Say again, while busily supporting the crowds yelling about "corporate greed" -- AFSCME is playing around with $850 million --almost $1 billion! -- in a bid to, as the Pensions and Investments story says, "protect and enhance the economic value of its long-term investment in Goldman Sachs."
Not, take note, withdraw the money in protest over corporate greed. Not divest itself of the $850 million and redistribute this wealth to the taxpayers from whom it originally came. And you can be certain AFSCME will not be shipping any of this to the New York Philharmonic.
No, like Alec Baldwin, the union and Mr. Jones are intent on playing the double game.
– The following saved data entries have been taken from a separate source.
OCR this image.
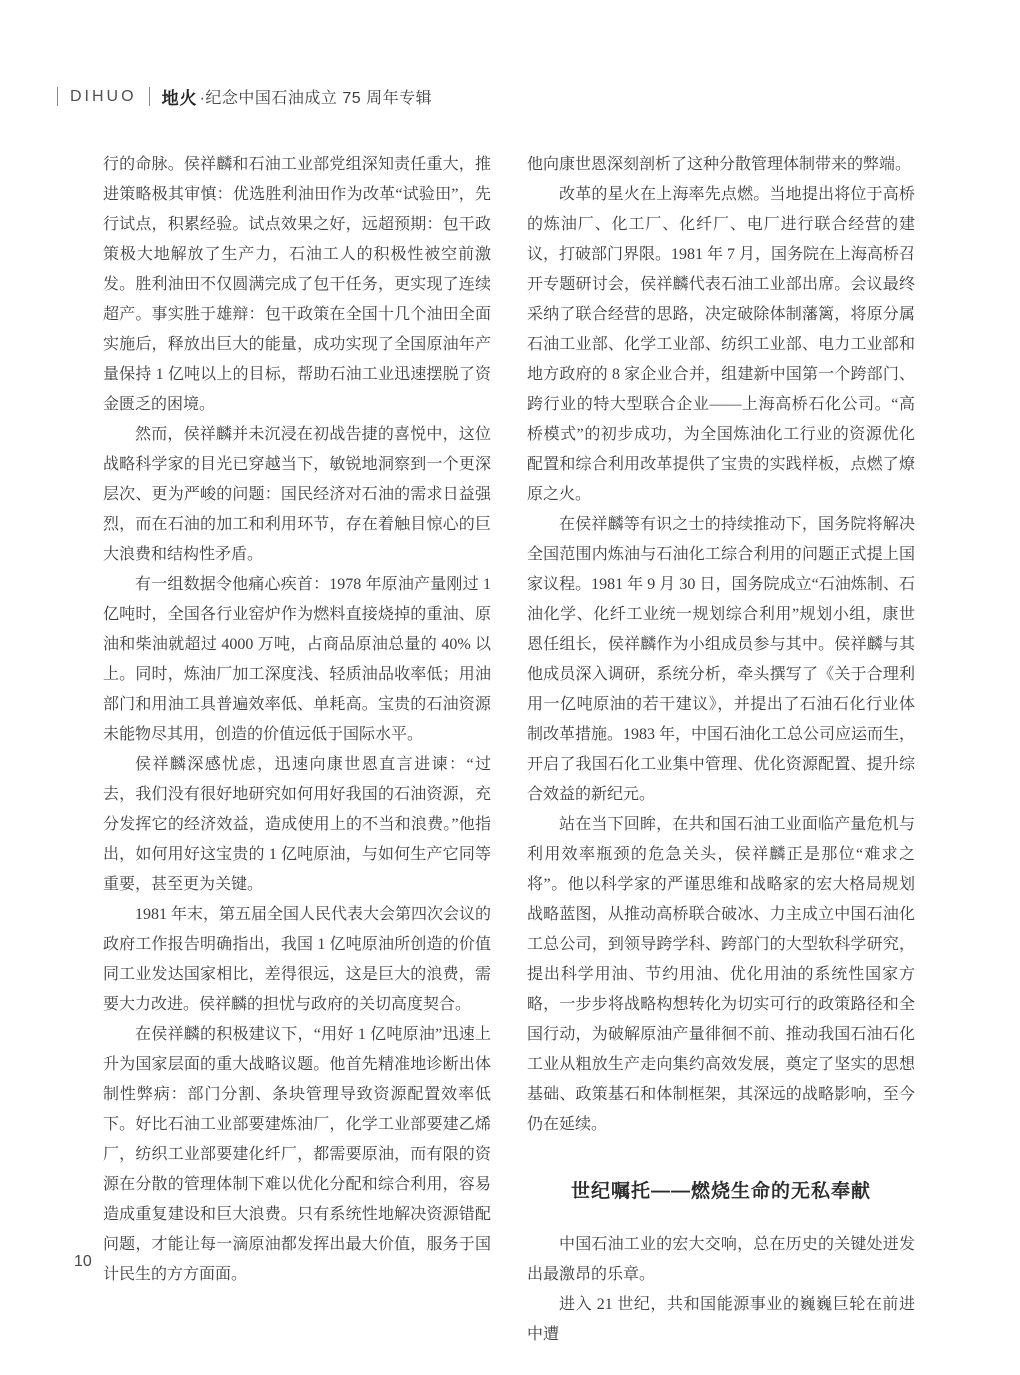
DIHUO 地火 ·纪念中国石油成立 75 周年专辑

行的命脉。侯祥麟和石油工业部党组深知责任重大，推进策略极其审慎：优选胜利油田作为改革“试验田”，先行试点，积累经验。试点效果之好，远超预期：包干政策极大地解放了生产力，石油工人的积极性被空前激发。胜利油田不仅圆满完成了包干任务，更实现了连续超产。事实胜于雄辩：包干政策在全国十几个油田全面实施后，释放出巨大的能量，成功实现了全国原油年产量保持 1 亿吨以上的目标，帮助石油工业迅速摆脱了资金匮乏的困境。

然而，侯祥麟并未沉浸在初战告捷的喜悦中，这位战略科学家的目光已穿越当下，敏锐地洞察到一个更深层次、更为严峻的问题：国民经济对石油的需求日益强烈，而在石油的加工和利用环节，存在着触目惊心的巨大浪费和结构性矛盾。

有一组数据令他痛心疾首：1978 年原油产量刚过 1 亿吨时，全国各行业窑炉作为燃料直接烧掉的重油、原油和柴油就超过 4000 万吨，占商品原油总量的 40% 以上。同时，炼油厂加工深度浅、轻质油品收率低；用油部门和用油工具普遍效率低、单耗高。宝贵的石油资源未能物尽其用，创造的价值远低于国际水平。

侯祥麟深感忧虑，迅速向康世恩直言进谏：“过去，我们没有很好地研究如何用好我国的石油资源，充分发挥它的经济效益，造成使用上的不当和浪费。”他指出，如何用好这宝贵的 1 亿吨原油，与如何生产它同等重要，甚至更为关键。

1981 年末，第五届全国人民代表大会第四次会议的政府工作报告明确指出，我国 1 亿吨原油所创造的价值同工业发达国家相比，差得很远，这是巨大的浪费，需要大力改进。侯祥麟的担忧与政府的关切高度契合。

在侯祥麟的积极建议下，“用好 1 亿吨原油”迅速上升为国家层面的重大战略议题。他首先精准地诊断出体制性弊病：部门分割、条块管理导致资源配置效率低下。好比石油工业部要建炼油厂，化学工业部要建乙烯厂，纺织工业部要建化纤厂，都需要原油，而有限的资源在分散的管理体制下难以优化分配和综合利用，容易造成重复建设和巨大浪费。只有系统性地解决资源错配问题，才能让每一滴原油都发挥出最大价值，服务于国计民生的方方面面。

他向康世恩深刻剖析了这种分散管理体制带来的弊端。

改革的星火在上海率先点燃。当地提出将位于高桥的炼油厂、化工厂、化纤厂、电厂进行联合经营的建议，打破部门界限。1981 年 7 月，国务院在上海高桥召开专题研讨会，侯祥麟代表石油工业部出席。会议最终采纳了联合经营的思路，决定破除体制藩篱，将原分属石油工业部、化学工业部、纺织工业部、电力工业部和地方政府的 8 家企业合并，组建新中国第一个跨部门、跨行业的特大型联合企业——上海高桥石化公司。“高桥模式”的初步成功，为全国炼油化工行业的资源优化配置和综合利用改革提供了宝贵的实践样板，点燃了燎原之火。

在侯祥麟等有识之士的持续推动下，国务院将解决全国范围内炼油与石油化工综合利用的问题正式提上国家议程。1981 年 9 月 30 日，国务院成立“石油炼制、石油化学、化纤工业统一规划综合利用”规划小组，康世恩任组长，侯祥麟作为小组成员参与其中。侯祥麟与其他成员深入调研，系统分析，牵头撰写了《关于合理利用一亿吨原油的若干建议》，并提出了石油石化行业体制改革措施。1983 年，中国石油化工总公司应运而生，开启了我国石化工业集中管理、优化资源配置、提升综合效益的新纪元。

站在当下回眸，在共和国石油工业面临产量危机与利用效率瓶颈的危急关头，侯祥麟正是那位“难求之将”。他以科学家的严谨思维和战略家的宏大格局规划战略蓝图，从推动高桥联合破冰、力主成立中国石油化工总公司，到领导跨学科、跨部门的大型软科学研究，提出科学用油、节约用油、优化用油的系统性国家方略，一步步将战略构想转化为切实可行的政策路径和全国行动，为破解原油产量徘徊不前、推动我国石油石化工业从粗放生产走向集约高效发展，奠定了坚实的思想基础、政策基石和体制框架，其深远的战略影响，至今仍在延续。

世纪嘱托——燃烧生命的无私奉献

中国石油工业的宏大交响，总在历史的关键处迸发出最激昂的乐章。

进入 21 世纪，共和国能源事业的巍巍巨轮在前进中遭

10
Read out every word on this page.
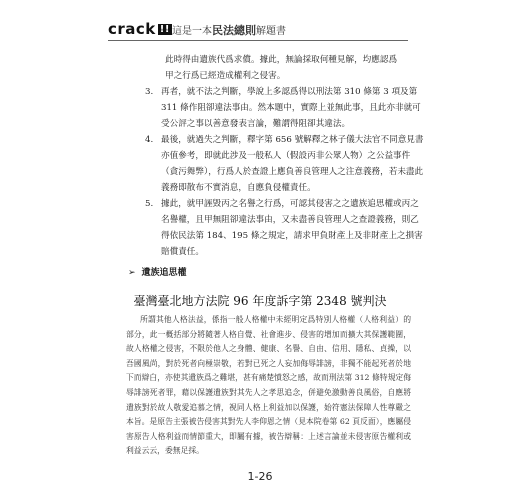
crack !! 這是一本民法總則解題書
此時得由遺族代爲求償。據此，無論採取何種見解，均應認爲
甲之行爲已經造成權利之侵害。
3. 再者，就不法之判斷，學說上多認爲得以刑法第 310 條第 3 項及第 311 條作阻卻違法事由。然本題中，實際上並無此事，且此亦非就可受公評之事以善意發表言論，難謂得阻卻其違法。
4. 最後，就過失之判斷，釋字第 656 號解釋之林子儀大法官不同意見書亦值參考，即就此涉及一般私人（假設丙非公眾人物）之公益事件（貪污舞弊），行爲人於查證上應負善良管理人之注意義務，若未盡此義務即散布不實消息，自應負侵權責任。
5. 據此，就甲誣毀丙之名譽之行爲，可認其侵害之之遺族追思權或丙之名譽權，且甲無阻卻違法事由，又未盡善良管理人之查證義務，則乙得依民法第 184、195 條之規定，請求甲負財產上及非財產上之損害賠償責任。
➢ 遺族追思權
臺灣臺北地方法院 96 年度訴字第 2348 號判決

所謂其他人格法益，係指一般人格權中未經明定爲特別人格權（人格利益）的部分，此一概括部分將隨著人格自覺、社會進步、侵害的增加而擴大其保護範圍，故人格權之侵害，不限於他人之身體、健康、名譽、自由、信用、隱私、貞操，以吾國風尚，對於死者向極崇敬，若對已死之人妄加侮辱誹謗，非獨不能起死者於地下而辯白，亦使其遺族爲之難堪，甚有痛楚憤怒之感，故而刑法第 312 條特規定侮辱誹謗死者罪，藉以保護遺族對其先人之孝思追念，併避免激動善良風俗，自應將遺族對於故人敬愛追慕之情，視同人格上利益加以保護，始符憲法保障人性尊嚴之本旨。是原告主張被告侵害其對先人李仰恩之情（見本院卷第 62 頁反面），應屬侵害原告人格利益而情節重大，即屬有據，被告辯稱：上述言論並未侵害原告權利或利益云云，委無足採。

1-26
Giving all the lip service in the world to "Wall Street's greed" (McIntee), the "biggest threat to American democracy" (Jones), and the need to say "The Hell with Wall Street" (Baldwin.)
So be it.
But if this is the game -- and it is the game, a game that has the potential of doing serious harm to people like Alec Baldwin's mother and other breast cancer survivors -- then it's time the behind-the-scenes reality calls up demands from those who believe Wall Street, capitalism, and free markets are in fact not only not a threat to American democracy but are fundamental to freedom itself.
Demand of Baldwin, McIntee and Jones that they come clean.
Give back the money.
Divest the Carol Baldwin Fund of every last dollar taken from Morgan Stanley, from Merrill Lynch of Bank of America, from Big Oil's Exxon Mobile and every last repository of "corporate greed" -- insurance companies, Disney and the rest -- that ever gave a dime to the Baldwin Fund.
Demand that the Roundtable Theatre strip itself of the corporate greed that is symbolized by the American Airlines Theatre and its "Corporate Friend" the Bank of America.
Demand that the RPHP give back every last dime of money taken from the shareholder earnings of the Sara Lee Corporation -- and, sadly, perhaps report the company to the ObamaCare police for making products that are raising the costs of health care for everybody else.
And let's make sure to have Attorney General Eric Holder start looking into the New York Philharmonic for urging on potential contributors to avoid paying the capital gains tax. We're sure that as a board member Alec Baldwin has some say in getting this appeal removed from the Philharmonic's website. (Although a Holder investigation might be suspect -- Mr. Holder is a former member of the "Business Board" of Verizon. Verizon -- a Wall Street "corporate greed" machine.)
Finally, let's not forget Mr. McIntee's $850 million and the double game he and Mr. Jones are playing.
The Occupy Wall Street protests are only weeks old. And already they have a credibility problem.
The Liberal Establishment -- funded by Wall Street -- is "on their side" -- erasing the "Occupy Wall Street" credibility before the group really ever got started.
Come to think of it, maybe they could talk the problem over with Alec Baldwin.
Over martinis in the conference room at Morgan Stanley.